My American flag waves proudly on my front porch; albeit occasionally getting twisted by the wind or by the jumping grubby hands of my nearly-feral children. I love this country, the national ideals we work to espouse, and the dreams we hold for our posterity. I give thanks for the men and women who have served protecting our sovereignty. And as we feast on hot dogs and hamburgers and take in the bursting lights and sounds of fireworks, it seems a fitting weekend to do just that.
It’s also worth pausing in this moment of exposed strife over issues of race, class and socio-economic inequity, to reflect on the tension of chords that interweave within our national fabric.
Since our founding, we have been a nation of deep paradox, vacillating between reaching for our highest aspirations and laboring to deny our worst impulses. When Jefferson waxed poetically in The Declaration of Independence (1776) that “we hold these truths to be self-evident, that all men are created equal,” his understanding of who was included by “all” left much to be desired.
Washington later asked in his Farewell Address (1796), “Can it be that Providence has not connected the permanent felicity of a nation with its virtue?” The question is certainly a haunting one. What is our role, as Christians in America, to advance the ideals of a nation so deeply entrenched in systems that conflict with those ideals? The same sentiment was echoed nearly 150 years later in the nation’s capital.

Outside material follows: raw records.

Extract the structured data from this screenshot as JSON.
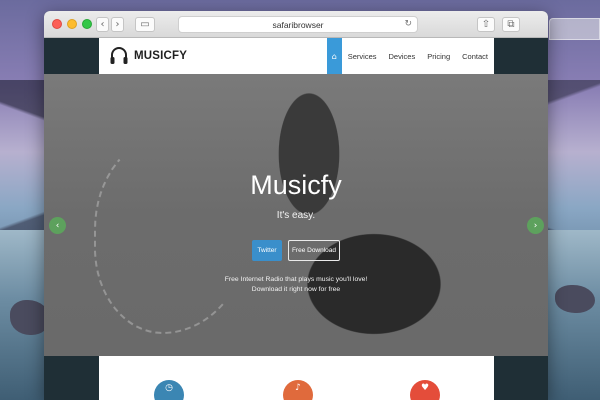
{
  "browser": {
    "address": "safaribrowser",
    "buttons": {
      "back": "‹",
      "forward": "›",
      "sidebar": "▭",
      "reload": "↻",
      "share": "⇧",
      "tabs": "⧉",
      "new_tab": "+"
    }
  },
  "site": {
    "logo_text": "MUSICFY",
    "nav": [
      {
        "label": "⌂",
        "icon": "home-icon",
        "active": true
      },
      {
        "label": "Services"
      },
      {
        "label": "Devices"
      },
      {
        "label": "Pricing"
      },
      {
        "label": "Contact"
      }
    ],
    "hero": {
      "title": "Musicfy",
      "subtitle": "It's easy.",
      "twitter_button": "Twitter",
      "download_button": "Free Download",
      "desc_line1": "Free Internet Radio that plays music you'll love!",
      "desc_line2": "Download it right now for free"
    },
    "carousel": {
      "prev": "‹",
      "next": "›"
    },
    "features": [
      {
        "icon": "feature-icon-1",
        "glyph": "◷"
      },
      {
        "icon": "feature-icon-2",
        "glyph": "♪"
      },
      {
        "icon": "feature-icon-3",
        "glyph": "♥"
      }
    ]
  },
  "colors": {
    "accent": "#3a9ad9",
    "twitter": "#3a8fcb",
    "carousel_arrow": "#5aaa5a"
  }
}
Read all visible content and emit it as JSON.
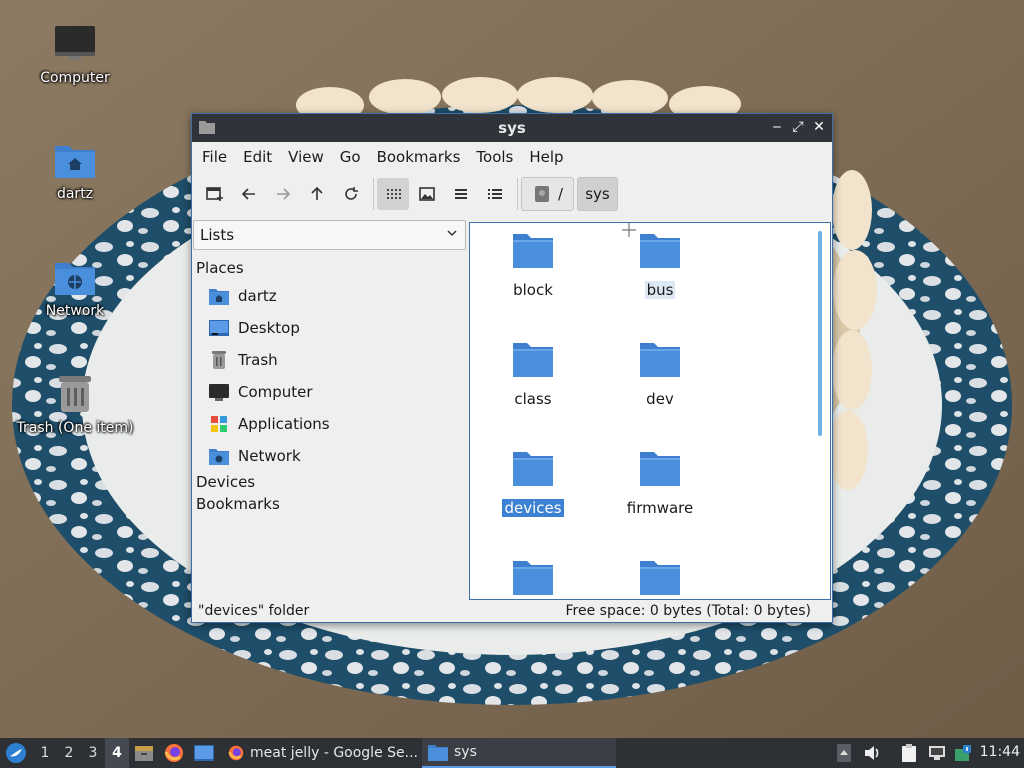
{
  "desktop": {
    "icons": [
      {
        "label": "Computer"
      },
      {
        "label": "dartz"
      },
      {
        "label": "Network"
      },
      {
        "label": "Trash (One item)"
      }
    ]
  },
  "window": {
    "title": "sys",
    "controls": {
      "minimize": "‒",
      "maximize": "⤢",
      "close": "✕"
    },
    "menu": [
      "File",
      "Edit",
      "View",
      "Go",
      "Bookmarks",
      "Tools",
      "Help"
    ],
    "toolbar": {
      "buttons": [
        "new-tab-icon",
        "back-icon",
        "forward-icon",
        "up-icon",
        "reload-icon",
        "icon-view-icon",
        "thumbnail-view-icon",
        "compact-view-icon",
        "detailed-list-view-icon"
      ],
      "path": [
        "/",
        "sys"
      ]
    },
    "side_pane": {
      "mode": "Lists",
      "places_heading": "Places",
      "places": [
        {
          "label": "dartz",
          "icon": "home-folder-icon"
        },
        {
          "label": "Desktop",
          "icon": "desktop-icon"
        },
        {
          "label": "Trash",
          "icon": "trash-icon"
        },
        {
          "label": "Computer",
          "icon": "computer-icon"
        },
        {
          "label": "Applications",
          "icon": "applications-icon"
        },
        {
          "label": "Network",
          "icon": "network-folder-icon"
        }
      ],
      "devices_heading": "Devices",
      "bookmarks_heading": "Bookmarks"
    },
    "files": [
      {
        "name": "block",
        "state": "normal"
      },
      {
        "name": "bus",
        "state": "hover"
      },
      {
        "name": "class",
        "state": "normal"
      },
      {
        "name": "dev",
        "state": "normal"
      },
      {
        "name": "devices",
        "state": "selected"
      },
      {
        "name": "firmware",
        "state": "normal"
      },
      {
        "name": "",
        "state": "normal"
      },
      {
        "name": "",
        "state": "normal"
      }
    ],
    "status": {
      "left": "\"devices\" folder",
      "right": "Free space: 0 bytes (Total: 0 bytes)"
    }
  },
  "taskbar": {
    "workspaces": [
      "1",
      "2",
      "3",
      "4"
    ],
    "active_workspace": "4",
    "tasks": [
      {
        "label": "meat jelly - Google Se...",
        "icon": "firefox-icon"
      },
      {
        "label": "sys",
        "icon": "folder-icon",
        "active": true
      }
    ],
    "clock": "11:44"
  },
  "colors": {
    "folder_blue": "#4a8fdc",
    "selection": "#3d82d2",
    "titlebar": "#30343a",
    "taskbar": "#2d3035"
  }
}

Dr. Peter Marshall, Presbyterian minister and U.S. Senate Chaplain, noted in a sermon delivered at the New York Avenue Presbyterian Church (1940), “Singing ‘God Bless America’ is not enough. Waving our flag is not enough. A maudlin, sticky, sentimental, pseudo-patriotism is not enough. God is not going to bless America just because a nation sings a song… We can sing ‘God bless America’ until we are blue in the face… but unless we do what God has indicated, his blessings will be withheld.”
Do the hopes and dreams of citizens become singularly possible when we live lives of integrity and righteousness? Can we only then be the recipients of blessings?

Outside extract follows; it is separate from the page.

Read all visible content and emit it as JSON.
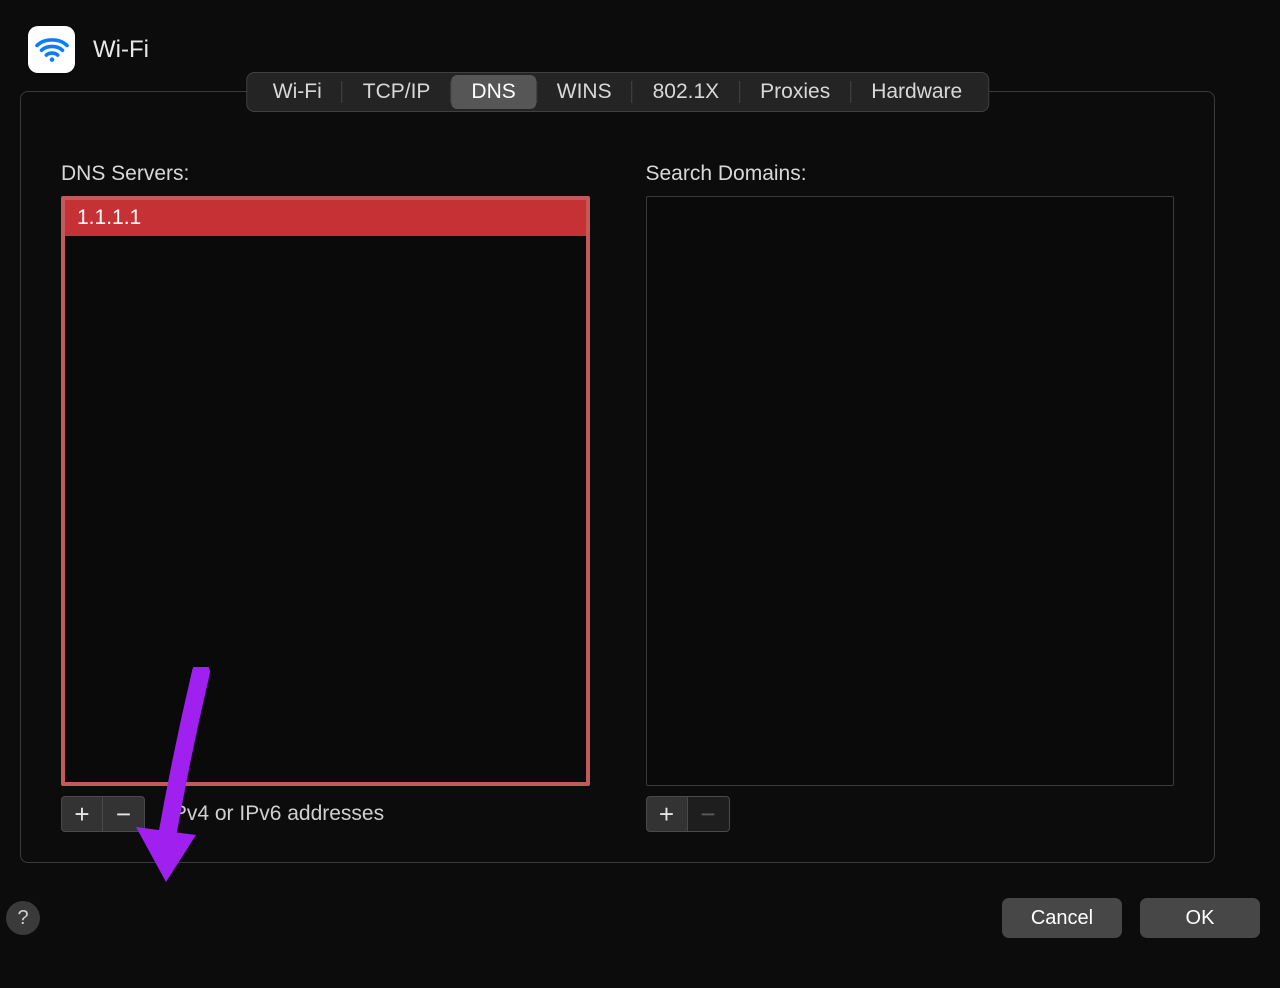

Regarding the Bible’s response to these queries, the answer is mixed. While there are plenty of scriptures that point to God blessing the faithful, it also seems to rain on the just and unjust alike. So while the benefits of God’s grace are hopefully recognized by believers, one’s faith status doesn’t necessarily preclude one from getting their fair share of rain.
In Martin Luther King’s Letter from a Birmingham Jail (1963) he writes, “We are caught in an inescapable network of mutuality, tied in a single garment of destiny.” That may be a better way of getting to Washington’s 200-year-old question. Our inescapable network of mutuality means that what happens to citizens on the lowest rung of the social ladder has an impact on those at the highest rung. Jesus says it like this in Mark 12: The two greatest commandments for God’s people are to love God and to love your neighbor. How we treat our neighbors matters. I suspect Jesus means that beyond just a personal level.
As we continue to wrestle with our present and our future “in order to form a more perfect union,” (1787) I hope our capacity for conversation among Americans of differing backgrounds and opinions can be expanded. But may we hold that corded dialogue in tension with the voices interwoven from our past, and with the prophetic witness of Scripture which calls us to seek justice, love kindness, and walk humbly together (8th century BC).
I’ll ponder all of that on this holiday when my flag gets twisted, either by little hands, or the wind, or the hands of those who are grasping at the freedoms and ideals it waves before us. Maybe this year the image of a twisted flag is exactly what I need to see.